Phillip Dampier June 22, 2009 AT&T, Data Caps, Editorial & Site News, Public Policy & Gov't, Verizon Comments Off on Coalition of the ‘Willing to Cap’ Complains About Monopolistic Behavior by Big Phone Companies

nochokeThe NoChokePoints Coalition has a point.  They are a coalition of public interest groups and providers like British Telecom and Sprint-Nextel that are upset with monopolistic pricing for high speed broadband lines.  Verizon and AT&T “control the broadband lines of almost every business in the United States” the coalition states, and “generates a profit margin of more than 100% for the controlling phone companies.”

“Releasing the broadband economy from the chokehold these huge phone companies have on the special access market will be a catalyst for innovation and investment in the broadband marketplace, something we desperately need,” said Maura Corbett, spokeswoman for the NoChokePoints coalition.

“Every time you send an email, withdraw money from an ATM, or use your wireless phone, your information travels on these high-capacity lines. Excessive pricing and other market abuses by these companies have long been an issue of concern at the Federal Communications Commission (FCC). Nearly five years ago, after many complaints by broadband customers in several FCC proceedings, the Commission began a review of the high-capacity broadband market to determine the changes needed to ensure reasonable prices. Despite ample evidence of excessive pricing, the Commission inexplicably has yet to take any action.”

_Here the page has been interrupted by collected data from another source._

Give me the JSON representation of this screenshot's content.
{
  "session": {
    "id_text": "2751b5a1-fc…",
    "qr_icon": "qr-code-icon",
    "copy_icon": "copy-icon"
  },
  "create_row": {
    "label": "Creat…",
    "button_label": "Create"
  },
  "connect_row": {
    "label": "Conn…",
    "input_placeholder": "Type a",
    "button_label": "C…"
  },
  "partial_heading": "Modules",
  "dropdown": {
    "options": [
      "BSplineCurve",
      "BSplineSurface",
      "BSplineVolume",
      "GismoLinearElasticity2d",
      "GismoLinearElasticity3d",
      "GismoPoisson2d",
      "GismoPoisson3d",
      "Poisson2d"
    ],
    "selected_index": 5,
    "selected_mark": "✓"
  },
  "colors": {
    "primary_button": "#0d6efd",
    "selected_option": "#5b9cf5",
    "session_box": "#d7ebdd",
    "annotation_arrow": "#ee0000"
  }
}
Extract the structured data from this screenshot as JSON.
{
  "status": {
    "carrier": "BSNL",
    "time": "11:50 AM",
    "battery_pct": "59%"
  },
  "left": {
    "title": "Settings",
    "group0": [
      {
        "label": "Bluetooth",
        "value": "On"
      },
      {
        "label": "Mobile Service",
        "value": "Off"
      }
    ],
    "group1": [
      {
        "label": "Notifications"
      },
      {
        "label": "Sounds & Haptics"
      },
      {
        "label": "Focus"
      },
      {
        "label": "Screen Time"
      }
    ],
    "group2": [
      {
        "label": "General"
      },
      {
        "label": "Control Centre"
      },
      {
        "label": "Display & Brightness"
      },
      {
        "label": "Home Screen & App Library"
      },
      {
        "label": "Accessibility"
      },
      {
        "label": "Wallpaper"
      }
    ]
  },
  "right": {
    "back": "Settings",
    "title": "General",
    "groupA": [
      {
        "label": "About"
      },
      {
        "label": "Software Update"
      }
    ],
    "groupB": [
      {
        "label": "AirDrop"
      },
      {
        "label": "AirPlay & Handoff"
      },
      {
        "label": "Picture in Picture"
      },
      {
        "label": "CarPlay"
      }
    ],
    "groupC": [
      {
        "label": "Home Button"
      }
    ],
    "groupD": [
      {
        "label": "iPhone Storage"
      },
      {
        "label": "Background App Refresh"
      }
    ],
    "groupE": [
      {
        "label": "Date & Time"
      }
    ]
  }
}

“The Obama administration, Congress, and the FCC repeatedly emphasize the importance of broadband to our economic recovery and, frankly, it defies explanation that we are still fighting this market abuse,” Corbett continued. “Huge companies like Verizon and AT&T control the broadband lines of almost every business in the United States. The virtually unchallenged, exclusive control of these lines costs businesses and consumers more than $10 billion annually and generates a profit margin of more than 100 percent for the controlling phone companies, according to their own data provided to the FCC. This hidden broadband tax results in enormous losses for consumers and the economy, and this country cannot afford it; especially now.”

NoChokePoints cited four central principles of its campaign to reform the special access market: (1) the special access market is broken; (2) the outgoing Federal Communications Commission made a bad situation worse by failing to address obvious market abuse by these huge phone companies; (3) this unchecked market control continues to slow broadband deployment, compromise innovation and harm our national information economy; and (4) the resulting market failure must be corrected now.

Yes, when one or two providers get together and establish pricing for a product that is way out of line for what it costs to provide, and uses that control to further squeeze every last penny they can from customers, something should be done.

As consumers, we should agree to join the NoChokePoints coalition struggle.  There are several very credible pro-consumer organizations that support the Coalition and its goals.  And consumers like myself shall, mere seconds after:

Member BT (British Telecom) stops throttling UK customer’s broadband connections, and imposing Internet Overcharging schemes on customers through limits on their data consumption.

Member Sprint-Nextel agrees that consumers should be able to request temporary suspension of their wireless data account, currently limited to 5GB of consumption per month, the moment the limit is reached to avoid the potential of paying overlimit fees, if/when applicable.

TW Telecom gets a pass here as they are entirely independent from Time Warner Cable.

Internet Overcharging schemes, monopolistic control, abuse of market pricing, and other anti-competitive behavior should be confronted.  But companies engaged in problematic behavior themselves should not anticipate a great deal of consumer compassion towards their plight, when those consumers often are on the receiving end of that problematic behavior themselves.